"We must develop and maintain the capacity to forgive. He who is devoid of the power to forgive is devoid of the power to love. There is some good in the worst of us and some evil in the best of us. When we discover this, we are less prone to hate our enemies."
-Martin Luther King, Jr.
I don't really know how to start this blog. I've been sitting here for the last 20 minutes to try and figure out a good opening. I haven't figured out a good opening though. In our lives we all suffer some kind of heartbreak that leaves us in ruins. If I had the time I could list a fist full of times when the relationships and friendships that I had were completely ruined and I was left heartbroken from the loss of that person in my life. Instead of writing of all of those times, I'll just write about the most recent time to try and make my point.

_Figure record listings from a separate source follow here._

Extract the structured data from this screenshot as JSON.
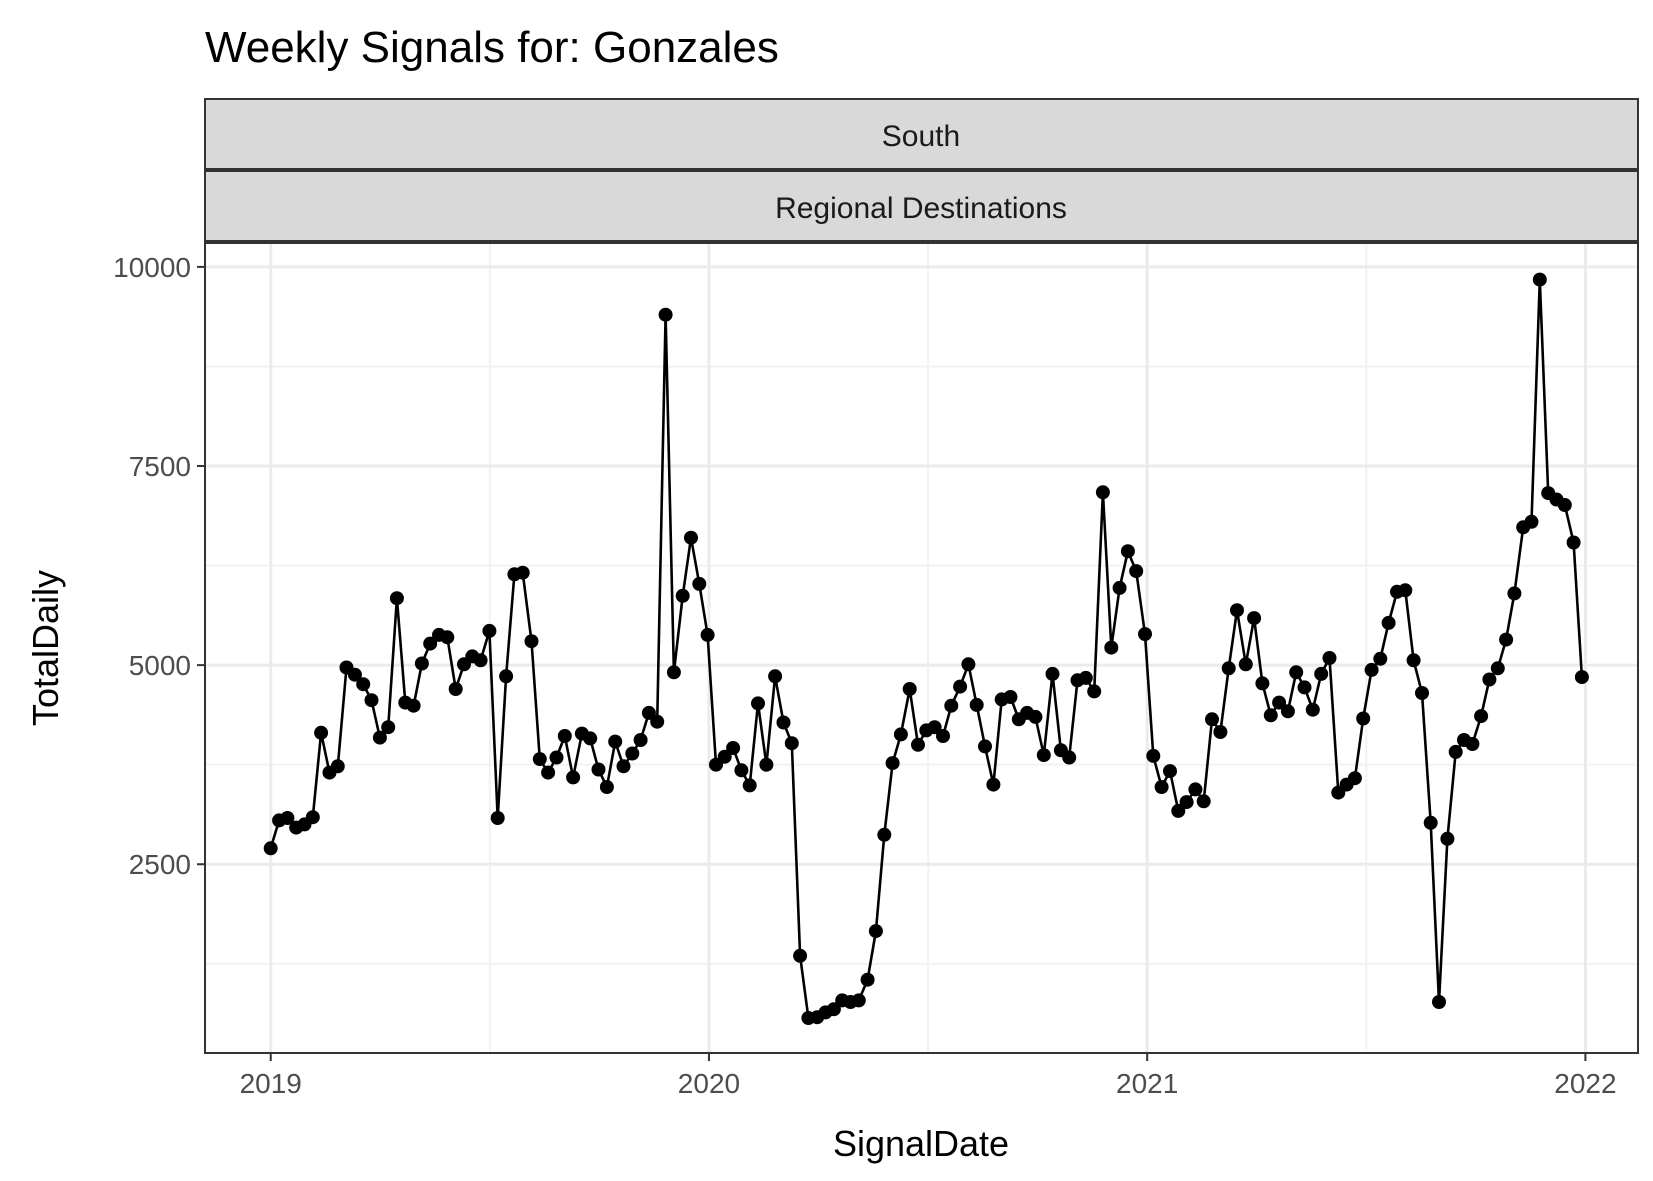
{
  "chart_data": {
    "type": "line",
    "title": "Weekly Signals for: Gonzales",
    "facet_labels": [
      "South",
      "Regional Destinations"
    ],
    "xlabel": "SignalDate",
    "ylabel": "TotalDaily",
    "xlim": [
      2018.85,
      2022.12
    ],
    "ylim": [
      130,
      10300
    ],
    "x_ticks": [
      2019,
      2020,
      2021,
      2022
    ],
    "y_ticks": [
      2500,
      5000,
      7500,
      10000
    ],
    "grid": true,
    "legend": "none",
    "colors": {
      "line": "#000000",
      "points": "#000000",
      "panel_border": "#333333",
      "strip_fill": "#d9d9d9",
      "grid_major": "#ebebeb",
      "grid_minor": "#f2f2f2"
    },
    "series": [
      {
        "x": [
          2019.0,
          2019.019,
          2019.038,
          2019.058,
          2019.077,
          2019.096,
          2019.115,
          2019.134,
          2019.153,
          2019.173,
          2019.192,
          2019.211,
          2019.23,
          2019.249,
          2019.268,
          2019.288,
          2019.307,
          2019.326,
          2019.345,
          2019.364,
          2019.384,
          2019.403,
          2019.422,
          2019.441,
          2019.46,
          2019.479,
          2019.499,
          2019.518,
          2019.537,
          2019.556,
          2019.575,
          2019.595,
          2019.614,
          2019.633,
          2019.652,
          2019.671,
          2019.69,
          2019.71,
          2019.729,
          2019.748,
          2019.767,
          2019.786,
          2019.805,
          2019.825,
          2019.844,
          2019.863,
          2019.882,
          2019.901,
          2019.92,
          2019.94,
          2019.959,
          2019.978,
          2019.997,
          2020.016,
          2020.036,
          2020.055,
          2020.074,
          2020.093,
          2020.112,
          2020.131,
          2020.151,
          2020.17,
          2020.189,
          2020.208,
          2020.227,
          2020.247,
          2020.266,
          2020.285,
          2020.304,
          2020.323,
          2020.342,
          2020.362,
          2020.381,
          2020.4,
          2020.419,
          2020.438,
          2020.458,
          2020.477,
          2020.496,
          2020.515,
          2020.534,
          2020.553,
          2020.573,
          2020.592,
          2020.611,
          2020.63,
          2020.649,
          2020.668,
          2020.688,
          2020.707,
          2020.726,
          2020.745,
          2020.764,
          2020.784,
          2020.803,
          2020.822,
          2020.841,
          2020.86,
          2020.879,
          2020.899,
          2020.918,
          2020.937,
          2020.956,
          2020.975,
          2020.995,
          2021.014,
          2021.033,
          2021.052,
          2021.071,
          2021.09,
          2021.11,
          2021.129,
          2021.148,
          2021.167,
          2021.186,
          2021.205,
          2021.225,
          2021.244,
          2021.263,
          2021.282,
          2021.301,
          2021.321,
          2021.34,
          2021.359,
          2021.378,
          2021.397,
          2021.416,
          2021.436,
          2021.455,
          2021.474,
          2021.493,
          2021.512,
          2021.532,
          2021.551,
          2021.57,
          2021.589,
          2021.608,
          2021.627,
          2021.647,
          2021.666,
          2021.685,
          2021.704,
          2021.723,
          2021.742,
          2021.762,
          2021.781,
          2021.8,
          2021.819,
          2021.838,
          2021.858,
          2021.877,
          2021.896,
          2021.915,
          2021.934,
          2021.953,
          2021.973,
          2021.992
        ],
        "y": [
          2700,
          3050,
          3080,
          2960,
          3000,
          3090,
          4150,
          3650,
          3730,
          4970,
          4880,
          4760,
          4560,
          4090,
          4220,
          5840,
          4530,
          4490,
          5020,
          5270,
          5380,
          5350,
          4700,
          5010,
          5110,
          5060,
          5430,
          3080,
          4860,
          6140,
          6160,
          5300,
          3820,
          3650,
          3840,
          4110,
          3590,
          4140,
          4080,
          3690,
          3470,
          4040,
          3730,
          3890,
          4060,
          4400,
          4290,
          9400,
          4910,
          5870,
          6600,
          6020,
          5380,
          3750,
          3850,
          3960,
          3680,
          3490,
          4520,
          3750,
          4860,
          4280,
          4020,
          1350,
          570,
          580,
          640,
          680,
          790,
          770,
          790,
          1050,
          1660,
          2870,
          3770,
          4130,
          4700,
          4000,
          4180,
          4220,
          4110,
          4490,
          4730,
          5010,
          4500,
          3980,
          3500,
          4570,
          4600,
          4320,
          4400,
          4350,
          3870,
          4890,
          3930,
          3840,
          4810,
          4840,
          4670,
          7170,
          5220,
          5970,
          6430,
          6180,
          5390,
          3860,
          3470,
          3670,
          3170,
          3280,
          3440,
          3290,
          4320,
          4160,
          4960,
          5690,
          5010,
          5590,
          4770,
          4370,
          4530,
          4420,
          4910,
          4720,
          4440,
          4890,
          5090,
          3400,
          3500,
          3580,
          4330,
          4940,
          5080,
          5530,
          5920,
          5940,
          5060,
          4650,
          3020,
          770,
          2820,
          3910,
          4060,
          4010,
          4360,
          4820,
          4960,
          5320,
          5900,
          6730,
          6800,
          9840,
          7160,
          7080,
          7010,
          6540,
          4850
        ]
      }
    ]
  }
}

It was almost a year ago and I had been living with my friends at that time. We were all friends prior to living together and thought living together would be a good idea. However when I had returned back to my apartment, things went really wrong. There was a argument that occurred between two of the three of us that were living together. It was over something completely insignificant, but it got to the point where I was outcasted in my own apartment. I was being talked about behind my back, my best friend at the time was being talked about because of her relationship with me, and I felt like I had lost the family that I had loved and cared about more than my own self. Prior to this argument with my roommates, I had fought with my parents to stay at the university I am attending. I didn't want to leave my friends behind, the friends that I thought were my family and that nothing would ever change. When this happened, I had so much hatred towards them. Every time I saw them I wanted to just yell at them, since the apartment was in my name and my parents were helping me cover the costs, my parents wanted me to kick them out. I went into a depression being so broken by these people. They turned everyone against me, I had no friends except for my best friends and I still felt so alone. But people still thought we were the best of friends and that every thing was good. I couldn't get myself to separate myself from them despite the hurt I felt because of them. To this day, against my better judgement I still care about them, but I'm still a passive aggressive (excuse my language) bitch towards them.
I realize that in any argument it takes both sides to cause the problem that is the basis of that argument. I know I did wrong in that situation and I don't deny that. I realize that what they did and how they went about things was their own way of dealing with problems and although I wouldn't have done things the way they did things, I understood and I forgave them for that. I forgave them for the situation that occurred and because we are still tied together because of other organizations, I have learned to have a basic conversation with them without being mad. I just can't forget it. I can't help but have a shorter temper with them. I can't help but remember every emotion that I felt in those 5 months of living together whenever I see their faces.
Forgiving them or anyone who has hurt me, is easy once I can logically process why they did what they did. Forgetting is a different topic. When a situation causes me so much pain and heartbreak that I can't function, forgetting is close to impossible.
A friend of mine talked to me and told me about how he believed his dream was telling him that he should forgive, forget, and let go of his past relationship so he could move on and enter new relationships. In that moment I felt jealous of him. That he was able to do that because of a dream and the meanings behind his dream. I'm glad though that he shared his dream with me. There was an object that had a very significant meaning and when we both looked up the meaning and talked about it, I realized that even though it was 4 almost 5 am when we were talking, maybe I wasn't supposed to fall asleep until after I talked to him. Maybe in his dream that object signified he was supposed to move on, but for me signified that he was a friend and person that is supposed to be in my life to teach me something and show me new things about the world, relationships and forgiveness.